We’ve been talking a lot about the importance of conveying data visually lately (ok, and not-so-lately…here are posts from 2008 and 2011), and you have no doubt  recently heard a thing or two about big data.

And while we love beautiful infographics, and the power of big data (and medium data), we must be careful not to get sucked into the beauty of the representation of the data and forget to look deeper.

Take the recent State of Pet Health report from Banfield Pet Hospital.  It’s an excellent case of using existing, internal data to answer questions that may not otherwise be easily answered, or even asked.  Their website is great at conveying results and allowing you to interact with the data to drill down to what is of interest to you.  However, broad findings, often covered in the media, can mislead.

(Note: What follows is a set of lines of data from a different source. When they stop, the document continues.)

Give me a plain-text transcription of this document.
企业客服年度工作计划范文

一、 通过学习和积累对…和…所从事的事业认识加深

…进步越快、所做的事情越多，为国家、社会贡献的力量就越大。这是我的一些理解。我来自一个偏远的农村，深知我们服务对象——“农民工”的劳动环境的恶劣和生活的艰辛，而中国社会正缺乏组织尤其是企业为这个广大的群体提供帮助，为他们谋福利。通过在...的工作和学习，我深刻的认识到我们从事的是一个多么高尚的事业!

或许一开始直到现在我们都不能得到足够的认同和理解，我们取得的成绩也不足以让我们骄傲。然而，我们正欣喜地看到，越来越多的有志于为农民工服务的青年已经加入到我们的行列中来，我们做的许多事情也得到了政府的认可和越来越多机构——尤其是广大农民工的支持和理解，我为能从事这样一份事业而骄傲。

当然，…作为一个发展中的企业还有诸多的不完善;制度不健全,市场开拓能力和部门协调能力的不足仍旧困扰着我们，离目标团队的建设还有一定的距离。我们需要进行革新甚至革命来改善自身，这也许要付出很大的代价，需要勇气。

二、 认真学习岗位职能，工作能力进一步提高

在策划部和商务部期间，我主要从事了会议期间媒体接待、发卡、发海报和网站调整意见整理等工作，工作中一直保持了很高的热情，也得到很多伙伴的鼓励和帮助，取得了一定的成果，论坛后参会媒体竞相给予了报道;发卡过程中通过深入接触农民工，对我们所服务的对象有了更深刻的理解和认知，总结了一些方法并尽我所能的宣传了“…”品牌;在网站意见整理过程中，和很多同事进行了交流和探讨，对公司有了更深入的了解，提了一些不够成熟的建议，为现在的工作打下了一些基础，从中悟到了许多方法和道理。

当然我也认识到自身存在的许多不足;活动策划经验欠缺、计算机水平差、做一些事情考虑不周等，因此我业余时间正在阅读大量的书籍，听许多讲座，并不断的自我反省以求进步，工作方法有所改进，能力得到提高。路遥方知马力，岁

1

For example, the data is drawn from Banfield’s hospitals.  And while they are the biggest hospital (by number of locations) around, that doesn’t mean they’re representative of all pets or geographies.  A quick look at Banfield locations in Colorado shows locations only along the Front Range (the more urban areas) and one in Grand Junction.  Pets in rural and mountainous areas are likely not represented.  Therefore the findings aren’t necessarily by state, as they report, but really by urban areas.  More broadly, it only represents pets that see a veterinarian so states with low veterinarian usage rates will have even greater biases in their data.

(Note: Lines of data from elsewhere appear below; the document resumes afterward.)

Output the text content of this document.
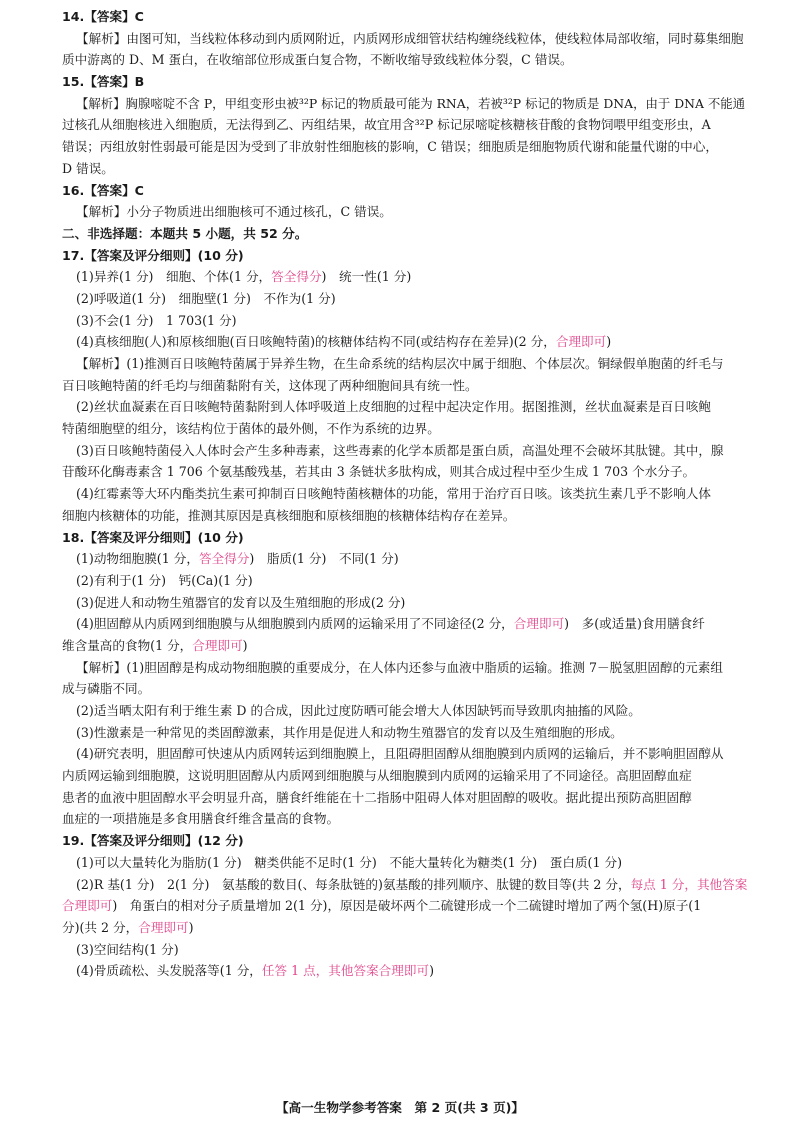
14.【答案】C
【解析】由图可知，当线粒体移动到内质网附近，内质网形成细管状结构缠绕线粒体，使线粒体局部收缩，同时募集细胞
质中游离的 D、M 蛋白，在收缩部位形成蛋白复合物，不断收缩导致线粒体分裂，C 错误。
15.【答案】B
【解析】胸腺嘧啶不含 P，甲组变形虫被³²P 标记的物质最可能为 RNA，若被³²P 标记的物质是 DNA，由于 DNA 不能通
过核孔从细胞核进入细胞质，无法得到乙、丙组结果，故宜用含³²P 标记尿嘧啶核糖核苷酸的食物饲喂甲组变形虫，A
错误；丙组放射性弱最可能是因为受到了非放射性细胞核的影响，C 错误；细胞质是细胞物质代谢和能量代谢的中心，
D 错误。
16.【答案】C
【解析】小分子物质进出细胞核可不通过核孔，C 错误。
二、非选择题：本题共 5 小题，共 52 分。
17.【答案及评分细则】(10 分)
(1)异养(1 分)　细胞、个体(1 分，答全得分)　统一性(1 分)
(2)呼吸道(1 分)　细胞壁(1 分)　不作为(1 分)
(3)不会(1 分)　1 703(1 分)
(4)真核细胞(人)和原核细胞(百日咳鲍特菌)的核糖体结构不同(或结构存在差异)(2 分，合理即可)
【解析】(1)推测百日咳鲍特菌属于异养生物，在生命系统的结构层次中属于细胞、个体层次。铜绿假单胞菌的纤毛与
百日咳鲍特菌的纤毛均与细菌黏附有关，这体现了两种细胞间具有统一性。
(2)丝状血凝素在百日咳鲍特菌黏附到人体呼吸道上皮细胞的过程中起决定作用。据图推测，丝状血凝素是百日咳鲍
特菌细胞壁的组分，该结构位于菌体的最外侧，不作为系统的边界。
(3)百日咳鲍特菌侵入人体时会产生多种毒素，这些毒素的化学本质都是蛋白质，高温处理不会破坏其肽键。其中，腺
苷酸环化酶毒素含 1 706 个氨基酸残基，若其由 3 条链状多肽构成，则其合成过程中至少生成 1 703 个水分子。
(4)红霉素等大环内酯类抗生素可抑制百日咳鲍特菌核糖体的功能，常用于治疗百日咳。该类抗生素几乎不影响人体
细胞内核糖体的功能，推测其原因是真核细胞和原核细胞的核糖体结构存在差异。
18.【答案及评分细则】(10 分)
(1)动物细胞膜(1 分，答全得分)　脂质(1 分)　不同(1 分)
(2)有利于(1 分)　钙(Ca)(1 分)
(3)促进人和动物生殖器官的发育以及生殖细胞的形成(2 分)
(4)胆固醇从内质网到细胞膜与从细胞膜到内质网的运输采用了不同途径(2 分，合理即可)　多(或适量)食用膳食纤
维含量高的食物(1 分，合理即可)
【解析】(1)胆固醇是构成动物细胞膜的重要成分，在人体内还参与血液中脂质的运输。推测 7－脱氢胆固醇的元素组
成与磷脂不同。
(2)适当晒太阳有利于维生素 D 的合成，因此过度防晒可能会增大人体因缺钙而导致肌肉抽搐的风险。
(3)性激素是一种常见的类固醇激素，其作用是促进人和动物生殖器官的发育以及生殖细胞的形成。
(4)研究表明，胆固醇可快速从内质网转运到细胞膜上，且阻碍胆固醇从细胞膜到内质网的运输后，并不影响胆固醇从
内质网运输到细胞膜，这说明胆固醇从内质网到细胞膜与从细胞膜到内质网的运输采用了不同途径。高胆固醇血症
患者的血液中胆固醇水平会明显升高，膳食纤维能在十二指肠中阻碍人体对胆固醇的吸收。据此提出预防高胆固醇
血症的一项措施是多食用膳食纤维含量高的食物。
19.【答案及评分细则】(12 分)
(1)可以大量转化为脂肪(1 分)　糖类供能不足时(1 分)　不能大量转化为糖类(1 分)　蛋白质(1 分)
(2)R 基(1 分)　2(1 分)　氨基酸的数目(、每条肽链的)氨基酸的排列顺序、肽键的数目等(共 2 分，每点 1 分，其他答案
合理即可)　角蛋白的相对分子质量增加 2(1 分)，原因是破坏两个二硫键形成一个二硫键时增加了两个氢(H)原子(1
分)(共 2 分，合理即可)
(3)空间结构(1 分)
(4)骨质疏松、头发脱落等(1 分，任答 1 点，其他答案合理即可)
【高一生物学参考答案　第 2 页(共 3 页)】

Or take the recent story on NPR, “Whom do you hang with?”  that tracks connections and mobility via data from the Where’s George website. It’s a potentially very interesting use of data that has perhaps little other benefit.  However, beyond the potential bias from who is entering the data, as one astute commenter pointed out, the lines on the map aren’t necessarily reflecting individual mobility and connections, but rather the areas for the Federal reserve banks (i.e., so the money is moving around as a result of the Fed, not necessarily people travelling).  So while the story claims one thing, the underlying data really says another.

Map created from data collected on Where's George.

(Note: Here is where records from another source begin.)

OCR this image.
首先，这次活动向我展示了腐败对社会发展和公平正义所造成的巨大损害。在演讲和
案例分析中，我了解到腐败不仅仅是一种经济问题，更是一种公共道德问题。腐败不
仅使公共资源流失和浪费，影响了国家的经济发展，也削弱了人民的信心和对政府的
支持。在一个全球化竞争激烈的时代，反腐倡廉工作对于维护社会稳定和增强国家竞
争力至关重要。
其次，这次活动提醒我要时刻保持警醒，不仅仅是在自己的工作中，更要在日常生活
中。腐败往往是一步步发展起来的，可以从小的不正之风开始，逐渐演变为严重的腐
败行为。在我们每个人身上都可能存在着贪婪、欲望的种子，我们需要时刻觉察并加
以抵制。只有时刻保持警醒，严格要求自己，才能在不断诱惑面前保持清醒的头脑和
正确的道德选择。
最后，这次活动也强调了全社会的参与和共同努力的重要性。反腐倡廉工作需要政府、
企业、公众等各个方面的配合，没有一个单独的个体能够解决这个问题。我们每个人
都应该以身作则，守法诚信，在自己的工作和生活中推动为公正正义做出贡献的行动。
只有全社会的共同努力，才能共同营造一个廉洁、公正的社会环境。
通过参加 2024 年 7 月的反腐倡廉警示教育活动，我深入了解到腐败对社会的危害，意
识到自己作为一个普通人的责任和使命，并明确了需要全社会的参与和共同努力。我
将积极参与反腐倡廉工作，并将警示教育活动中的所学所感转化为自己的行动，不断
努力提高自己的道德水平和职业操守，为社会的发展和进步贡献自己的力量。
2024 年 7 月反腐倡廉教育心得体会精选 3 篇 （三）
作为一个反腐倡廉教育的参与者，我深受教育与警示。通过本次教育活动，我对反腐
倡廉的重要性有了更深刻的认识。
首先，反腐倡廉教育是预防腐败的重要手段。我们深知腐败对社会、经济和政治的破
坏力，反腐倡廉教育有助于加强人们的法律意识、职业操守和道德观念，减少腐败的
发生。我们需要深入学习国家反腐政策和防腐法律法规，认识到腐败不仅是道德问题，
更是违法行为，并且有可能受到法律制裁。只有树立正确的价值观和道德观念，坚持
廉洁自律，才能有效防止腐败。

Map of Federal Reserve Districts


Of course, to collect even better data there would be significant costs involved and maybe this is “good enough” in the cases of pet health and understanding social connections. But the need to understand what’s underneath the aesthetics is just as important – and arguably more so – than just seeing the story it seems to tell.

When reviewing any data, it is important to be an informed consumer.  Here are five questions to ponder the next time you’re looking at that beautiful data.

  1. What was the original goal in collecting the data? (Can the data be used for other goals?)
  2. Who collected the data? (Would it bias the results?)
  3. How was it collected? & What was collected? (What may have been excluded?)
  4. What other factors could have impacted the data? (Is it really measuring what you want to measure?)
  5. When was it collected? (Is it still current?)